Wednesday 7 October 2009

What a Welcome!

I arrived into the airport yesterday to see a large Israeli flag planted in the ground outside the airport. I couldn’t help but smile looking at it, as it really sank in for the first time that from that moment forth, I didn’t have anything to be afraid of in being Jewish.

I arrived just in time to catch Sukkot (more on Sukkot later). I walked outside of the airport and I saw a few Orthodox Jews literally running around with the Four Spices of Sukkot (lulav, hadass, aravah, and etrog). Now this was just plain funny. Every time I’ve ever traveled to a foreign country, I saw scammers and dodgy people hanging outside the airport, preying on the tourists. Here I saw Orthodox Jews praying for the tourists. They were running around to people offering them blessings and lending them their Four Spices so they could make the blessings of Sukkot if they so chose. They didn’t want money or anything; they just wanted to welcome people and help people fulfill the mitzvah of saying blessings for the holiday. How about that for culture shock?

I jumped in a sherut and headed for Jerusalem. [Sherut, Hebrew for “service,” is an Israeli collective taxi equivalent to crowding 15 people in an 8-seater van; more accurately described in Turkey, as they call it a dolmuş, meaning “stuffed.”] I arrived at my Yeshiva in Jerusalem, Machon Shlomo, and was welcomed very warmly by my fellow Yeshiva Bochurim. Everyone offered to help me carry my things, get my room set-up and settled in, etc. The one person who couldn’t be there to greet me went so far as to write a thoughtful, one-page note saying he had heard about me and was looking forward to learning together this year. He added an apology for not being able to be there when I arrived. This should give an idea as to the caliber of the guys I am studying with here. All of them are from the US, so having made the trek out themselves they knew exactly what was on my mind: “You must be starved and exhausted.” So my choices were to go pass out or to leave immediately for dinner with a Rabbi in Kiriyat Sefer.

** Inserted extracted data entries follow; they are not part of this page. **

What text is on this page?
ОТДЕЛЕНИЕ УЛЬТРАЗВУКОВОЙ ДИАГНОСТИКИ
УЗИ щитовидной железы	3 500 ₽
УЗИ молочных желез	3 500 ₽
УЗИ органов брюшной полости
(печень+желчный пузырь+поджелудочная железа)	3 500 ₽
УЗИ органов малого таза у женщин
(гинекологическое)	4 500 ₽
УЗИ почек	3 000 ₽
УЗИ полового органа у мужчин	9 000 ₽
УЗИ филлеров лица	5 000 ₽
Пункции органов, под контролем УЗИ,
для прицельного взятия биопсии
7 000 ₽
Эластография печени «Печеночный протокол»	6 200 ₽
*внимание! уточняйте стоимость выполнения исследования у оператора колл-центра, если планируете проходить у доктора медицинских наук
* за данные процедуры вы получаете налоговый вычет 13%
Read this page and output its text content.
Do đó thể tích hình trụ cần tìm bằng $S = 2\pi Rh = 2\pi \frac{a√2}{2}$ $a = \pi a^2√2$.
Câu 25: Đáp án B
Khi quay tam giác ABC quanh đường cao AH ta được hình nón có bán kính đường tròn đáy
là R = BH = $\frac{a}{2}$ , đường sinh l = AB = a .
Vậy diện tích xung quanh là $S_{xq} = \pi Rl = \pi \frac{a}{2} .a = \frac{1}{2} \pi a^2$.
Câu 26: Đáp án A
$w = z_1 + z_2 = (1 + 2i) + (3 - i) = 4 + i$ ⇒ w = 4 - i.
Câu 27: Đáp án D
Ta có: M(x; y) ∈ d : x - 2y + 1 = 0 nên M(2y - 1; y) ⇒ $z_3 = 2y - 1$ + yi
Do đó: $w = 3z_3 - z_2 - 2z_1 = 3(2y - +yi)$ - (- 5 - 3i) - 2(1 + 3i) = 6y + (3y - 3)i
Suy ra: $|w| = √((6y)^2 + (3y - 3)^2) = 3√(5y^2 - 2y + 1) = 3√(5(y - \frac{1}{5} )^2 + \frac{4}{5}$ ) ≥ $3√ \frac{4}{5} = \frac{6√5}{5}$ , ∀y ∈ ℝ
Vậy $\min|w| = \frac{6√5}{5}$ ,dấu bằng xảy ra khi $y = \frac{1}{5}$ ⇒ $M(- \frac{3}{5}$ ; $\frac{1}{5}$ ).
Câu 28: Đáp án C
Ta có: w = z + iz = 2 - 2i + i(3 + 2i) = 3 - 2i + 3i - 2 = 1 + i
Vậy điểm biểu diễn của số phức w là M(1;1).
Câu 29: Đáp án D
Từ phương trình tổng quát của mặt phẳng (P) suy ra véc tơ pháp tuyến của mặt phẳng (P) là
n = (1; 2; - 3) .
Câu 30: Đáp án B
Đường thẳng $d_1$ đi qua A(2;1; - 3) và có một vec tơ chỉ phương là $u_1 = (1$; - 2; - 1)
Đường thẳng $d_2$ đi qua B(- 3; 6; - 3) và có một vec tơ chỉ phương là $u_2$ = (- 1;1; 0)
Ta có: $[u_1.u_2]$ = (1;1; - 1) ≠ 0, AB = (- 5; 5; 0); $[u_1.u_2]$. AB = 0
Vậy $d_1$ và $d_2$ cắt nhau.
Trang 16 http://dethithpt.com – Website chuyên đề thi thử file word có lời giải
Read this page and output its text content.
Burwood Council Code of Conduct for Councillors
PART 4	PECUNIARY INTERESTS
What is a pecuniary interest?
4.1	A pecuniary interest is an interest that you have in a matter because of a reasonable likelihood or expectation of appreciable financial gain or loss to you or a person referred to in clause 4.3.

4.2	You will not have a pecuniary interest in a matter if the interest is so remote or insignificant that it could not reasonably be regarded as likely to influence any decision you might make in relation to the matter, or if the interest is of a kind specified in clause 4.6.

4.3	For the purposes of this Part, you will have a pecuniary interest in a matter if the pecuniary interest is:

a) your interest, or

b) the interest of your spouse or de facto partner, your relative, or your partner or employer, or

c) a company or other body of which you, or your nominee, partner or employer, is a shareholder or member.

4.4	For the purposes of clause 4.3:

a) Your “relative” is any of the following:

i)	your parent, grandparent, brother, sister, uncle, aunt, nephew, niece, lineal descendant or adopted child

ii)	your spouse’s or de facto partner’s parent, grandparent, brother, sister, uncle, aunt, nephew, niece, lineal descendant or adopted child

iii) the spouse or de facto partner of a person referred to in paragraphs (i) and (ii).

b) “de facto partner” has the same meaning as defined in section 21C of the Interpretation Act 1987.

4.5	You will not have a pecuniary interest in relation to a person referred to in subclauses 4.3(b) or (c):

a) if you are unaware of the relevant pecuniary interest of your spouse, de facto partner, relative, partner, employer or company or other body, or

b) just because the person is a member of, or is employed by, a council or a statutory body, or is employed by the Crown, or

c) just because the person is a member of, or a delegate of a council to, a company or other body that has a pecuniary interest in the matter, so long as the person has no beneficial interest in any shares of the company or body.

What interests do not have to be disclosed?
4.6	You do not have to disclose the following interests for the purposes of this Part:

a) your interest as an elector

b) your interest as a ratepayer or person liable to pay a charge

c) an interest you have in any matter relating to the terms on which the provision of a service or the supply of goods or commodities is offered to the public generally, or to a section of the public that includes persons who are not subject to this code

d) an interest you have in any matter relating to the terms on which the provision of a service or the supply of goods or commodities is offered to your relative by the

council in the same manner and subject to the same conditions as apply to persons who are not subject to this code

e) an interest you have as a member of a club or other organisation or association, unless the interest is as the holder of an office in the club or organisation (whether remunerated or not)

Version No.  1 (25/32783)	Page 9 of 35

“Wow,” I thought, “I’m not even here 15 minutes and I’m already packing into a sherut and headed to a settlement in the West Bank.” [Sherut, Hebrew for “service,” is an Israeli collective taxi equivalent to crowding 15 people in an 8-seater van; more accurately described in Turkey, as they call it a dolmuş, meaning “stuffed.”]

Since it is the Jewish holiday Sukkot all week, we ate with Rabbi Lessen outside in his sukkah. Besides taking the opportunity to get to know the Rabbi and his family, I had a chance to chat with them a little about living in a settlement. I could tell we were coming from very different worlds. His children were particularly interested in the fact that I spoke Arabic; apparently they rarely meet Arabic speakers. The kids said they were interested in learning. I naively asked, “Don’t you have any Arab friends?” and one of the daughters gave me a petrified look [the type of look I imagine you would get from a flight attendant by saying ‘bomb’ on an airplane].

-Jacob chimed in, “Don’t you realize people here are scared to death of Arabs?”
----I lifted my eyes brows and said, “Do they really think all Arabs are out to kill them?”
-“Yeah, they do. You might have had a different experience because you’ve met Arabs from all over the world. But realize the only Arabs people in the West Bank interact with are the Palestinians throwing stones and blowing up buses.”

I naively thought to myself, “I’m sure people here would be much less afraid of Arabs if they actually met them.” My idealism got the better of me and I suggested to the Rabbi’s young daughter that she make some Arab friends. She seemed genuinely perplexed. She took my advice to heart but wasn’t sure how to act on it. “So I just go to an Arab town and try to make a friend?” –at which point someone interjected, “Whoa! What are you telling her? Are you trying to get her killed?! Now she’s going to think it’s safe to just run around and try to make friends with any Arab.”

I’ve tried to stay far away from the Israel-Palestine debate for as long as I can remember. On my first evening here I received a jolt of realization that there’s no way to avoid it here. At least here I can bypass the intentionally misleading “reporting” that we are hand-fed all over the world (and especially in the US). I am finally going to get a first-hand perspective from both sides and see the truth behind what’s really going on without the veil of the profit-driven, pop-media.